Laura Delany

Personal information
- Full name: Laura Katherine Delany
- Born: 23 December 1992 (age 33) Dartry, Dublin, Ireland
- Batting: Right-handed
- Bowling: Right-arm medium
- Role: All-rounder
- Relations: Gareth Delany (brother) David Delany (cousin)

International information
- National side: Ireland;
- ODI debut (cap 61): 4 July 2010 v New Zealand
- Last ODI: 19 December 2025 v South Africa
- T20I debut (cap 17): 14 October 2010 v Sri Lanka
- Last T20I: 1 February 2026 v Thailand

Domestic team information
- 2015–2016: Dragons
- 2017–present: Typhoons
- 2023: North West Thunder

Career statistics
| Competition | WODI | WT20I |
| Matches | 75 | 132 |
| Runs scored | 1411 | 1659 |
| Batting average | 23.13 | 21.26 |
| 100s/50s | 1/5 | 0/4 |
| Top score | 109 | 91 |
| Balls bowled | 1800 | 1757 |
| Wickets | 31 | 96 |
| Bowling average | 46.12 | 18.91 |
| 5 wickets in innings | 0 | 0 |
| 10 wickets in match | 0 | 0 |
| Best bowling | 3/26 | 4/9 |
| Catches/stumpings | 12/– | 26/– |
- Source: Cricinfo, 17 August 2026

= Laura Delany =

Irish cricketer (born 1992)

Laura Katherine Delany (born 23 December 1992) is an Irish cricketer who currently captains Typhoons. She is a right-handed batter and right-arm medium pace bowler. Delany made her debut for Ireland in a Women's One-Day International (WODI) against New Zealand at Kibworth Cricket Club New Ground in July 2010. In July 2021, during Ireland's home series against the Netherlands, Delany broke the captaincy record for her team, leading them for the 63rd time, passing Isobel Joyce's record of 62 matches as captain.

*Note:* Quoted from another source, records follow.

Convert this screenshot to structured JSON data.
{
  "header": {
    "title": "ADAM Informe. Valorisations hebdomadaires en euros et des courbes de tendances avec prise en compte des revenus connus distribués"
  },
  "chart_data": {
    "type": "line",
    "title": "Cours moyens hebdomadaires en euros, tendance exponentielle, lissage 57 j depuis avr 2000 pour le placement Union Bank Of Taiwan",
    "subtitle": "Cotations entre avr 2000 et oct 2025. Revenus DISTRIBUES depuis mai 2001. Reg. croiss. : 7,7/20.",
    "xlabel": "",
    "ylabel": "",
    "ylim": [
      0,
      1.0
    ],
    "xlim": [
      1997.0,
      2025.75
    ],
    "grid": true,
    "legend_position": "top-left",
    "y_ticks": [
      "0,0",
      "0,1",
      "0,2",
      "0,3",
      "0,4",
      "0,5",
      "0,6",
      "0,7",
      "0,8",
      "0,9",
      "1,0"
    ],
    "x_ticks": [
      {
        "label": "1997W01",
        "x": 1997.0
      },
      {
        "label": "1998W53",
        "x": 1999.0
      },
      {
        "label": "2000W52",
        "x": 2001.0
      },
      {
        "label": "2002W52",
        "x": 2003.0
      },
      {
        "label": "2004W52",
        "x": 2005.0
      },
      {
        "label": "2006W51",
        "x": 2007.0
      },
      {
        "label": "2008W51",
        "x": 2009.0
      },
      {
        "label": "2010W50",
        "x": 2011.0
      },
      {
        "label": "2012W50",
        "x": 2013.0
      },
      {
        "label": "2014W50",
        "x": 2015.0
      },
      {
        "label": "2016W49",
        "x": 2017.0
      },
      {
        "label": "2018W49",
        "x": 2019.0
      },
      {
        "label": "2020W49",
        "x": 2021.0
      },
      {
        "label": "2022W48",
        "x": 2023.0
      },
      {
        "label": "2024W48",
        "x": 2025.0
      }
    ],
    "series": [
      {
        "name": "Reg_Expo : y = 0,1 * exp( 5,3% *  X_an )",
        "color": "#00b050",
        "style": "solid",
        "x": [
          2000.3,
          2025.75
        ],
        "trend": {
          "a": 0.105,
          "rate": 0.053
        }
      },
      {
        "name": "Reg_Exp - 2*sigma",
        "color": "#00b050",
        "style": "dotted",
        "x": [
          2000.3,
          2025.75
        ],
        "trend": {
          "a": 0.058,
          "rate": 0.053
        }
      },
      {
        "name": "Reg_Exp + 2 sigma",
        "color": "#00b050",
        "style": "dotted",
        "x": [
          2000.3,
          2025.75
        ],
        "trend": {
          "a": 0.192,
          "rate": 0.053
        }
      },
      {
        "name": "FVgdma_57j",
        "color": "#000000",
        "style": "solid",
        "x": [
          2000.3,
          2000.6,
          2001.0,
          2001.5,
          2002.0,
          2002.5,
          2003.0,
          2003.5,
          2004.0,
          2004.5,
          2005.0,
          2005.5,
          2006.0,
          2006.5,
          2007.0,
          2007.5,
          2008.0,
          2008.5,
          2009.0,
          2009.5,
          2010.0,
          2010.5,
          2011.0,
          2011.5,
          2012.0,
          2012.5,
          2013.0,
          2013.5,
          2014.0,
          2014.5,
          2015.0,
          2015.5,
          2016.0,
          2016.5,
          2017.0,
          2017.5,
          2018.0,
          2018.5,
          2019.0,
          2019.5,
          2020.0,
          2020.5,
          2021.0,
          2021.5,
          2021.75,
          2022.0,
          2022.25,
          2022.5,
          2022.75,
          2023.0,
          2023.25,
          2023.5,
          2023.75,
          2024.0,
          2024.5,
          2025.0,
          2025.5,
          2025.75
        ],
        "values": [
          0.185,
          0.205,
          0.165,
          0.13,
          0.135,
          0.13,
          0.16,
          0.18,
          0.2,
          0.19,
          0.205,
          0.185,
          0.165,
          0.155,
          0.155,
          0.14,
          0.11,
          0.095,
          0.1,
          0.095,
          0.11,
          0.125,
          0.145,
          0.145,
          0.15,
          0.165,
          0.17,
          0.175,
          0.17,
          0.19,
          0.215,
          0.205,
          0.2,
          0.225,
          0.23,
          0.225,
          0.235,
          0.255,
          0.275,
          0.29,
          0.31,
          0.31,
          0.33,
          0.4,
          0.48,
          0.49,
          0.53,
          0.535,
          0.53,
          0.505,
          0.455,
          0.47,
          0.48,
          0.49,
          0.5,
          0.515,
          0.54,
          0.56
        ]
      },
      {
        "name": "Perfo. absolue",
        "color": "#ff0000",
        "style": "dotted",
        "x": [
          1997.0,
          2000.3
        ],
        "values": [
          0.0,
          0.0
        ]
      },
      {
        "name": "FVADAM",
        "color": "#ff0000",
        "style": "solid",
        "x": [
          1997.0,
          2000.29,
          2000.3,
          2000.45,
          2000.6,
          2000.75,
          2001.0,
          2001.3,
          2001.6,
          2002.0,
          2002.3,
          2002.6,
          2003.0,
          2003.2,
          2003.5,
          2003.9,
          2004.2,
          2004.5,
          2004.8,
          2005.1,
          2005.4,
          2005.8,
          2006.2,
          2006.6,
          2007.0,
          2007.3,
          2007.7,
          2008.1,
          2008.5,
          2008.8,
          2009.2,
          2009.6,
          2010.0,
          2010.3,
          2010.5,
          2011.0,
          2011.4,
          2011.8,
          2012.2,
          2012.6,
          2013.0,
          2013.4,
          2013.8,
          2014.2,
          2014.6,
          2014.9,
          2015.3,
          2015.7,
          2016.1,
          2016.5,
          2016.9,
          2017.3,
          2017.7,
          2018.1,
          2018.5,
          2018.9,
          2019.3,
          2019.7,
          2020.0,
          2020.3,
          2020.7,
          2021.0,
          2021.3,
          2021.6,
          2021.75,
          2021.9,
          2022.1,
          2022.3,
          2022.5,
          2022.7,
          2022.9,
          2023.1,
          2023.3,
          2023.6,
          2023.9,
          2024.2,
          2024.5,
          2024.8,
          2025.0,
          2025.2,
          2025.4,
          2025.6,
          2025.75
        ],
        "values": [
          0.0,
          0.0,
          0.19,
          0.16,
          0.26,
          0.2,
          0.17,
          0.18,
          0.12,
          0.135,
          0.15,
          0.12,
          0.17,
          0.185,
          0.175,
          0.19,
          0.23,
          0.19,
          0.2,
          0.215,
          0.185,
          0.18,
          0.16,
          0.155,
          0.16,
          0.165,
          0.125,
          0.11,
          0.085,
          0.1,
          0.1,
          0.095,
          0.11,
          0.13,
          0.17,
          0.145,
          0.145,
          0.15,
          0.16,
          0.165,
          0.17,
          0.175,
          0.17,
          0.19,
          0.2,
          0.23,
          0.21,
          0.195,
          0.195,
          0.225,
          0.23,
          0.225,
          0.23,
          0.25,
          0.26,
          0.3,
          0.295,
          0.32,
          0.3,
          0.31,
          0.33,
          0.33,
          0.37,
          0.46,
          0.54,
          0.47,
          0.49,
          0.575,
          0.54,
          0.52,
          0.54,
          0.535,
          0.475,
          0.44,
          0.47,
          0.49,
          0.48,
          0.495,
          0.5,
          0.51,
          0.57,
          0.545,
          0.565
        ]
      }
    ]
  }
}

In November 2021, Delany was named the ICC Player of the Month.

==Biography==
In April 2016, she was named as captain of Ireland replacing Isobel Joyce who stepped down after the 2016 ICC Women's World Twenty20 in India. In May 2017, she played in her 100th international match, when Ireland played South Africa in the 2017 South Africa Quadrangular Series.

In June 2018, she was named as captain of Ireland for the 2018 ICC Women's World Twenty20 Qualifier tournament. In October 2018, she was named as captain of Ireland's squad for the 2018 ICC Women's World Twenty20 tournament in the West Indies. The following month, she was named the Women's International Player of the Year at the annual Cricket Ireland Awards.

In August 2019, she was named as the captain of Ireland's squad for the 2019 ICC Women's World Twenty20 Qualifier tournament in Scotland. In July 2020, she was awarded a part-time professional contract by Cricket Ireland for the following year.

In the Women's Super Series, she played for Dragons in 2015 and 2016, and captained them in 2016. She joined Typhoons in 2017, and has captained them ever since, including to their first title in 2020.

In November 2021, she was named as the captain of Ireland's team for the 2021 Women's Cricket World Cup Qualifier tournament in Zimbabwe. In September 2023, it was announced that Delany had signed for North West Thunder for the side's remaining Rachael Heyhoe Flint Trophy matches.

Delany was named in the Ireland squad for their T20I and ODI tour to Bangladesh in November 2024.

Delany was part of the Ireland squad for the 2025 Women's Cricket World Cup Qualifier in Pakistan in April 2025.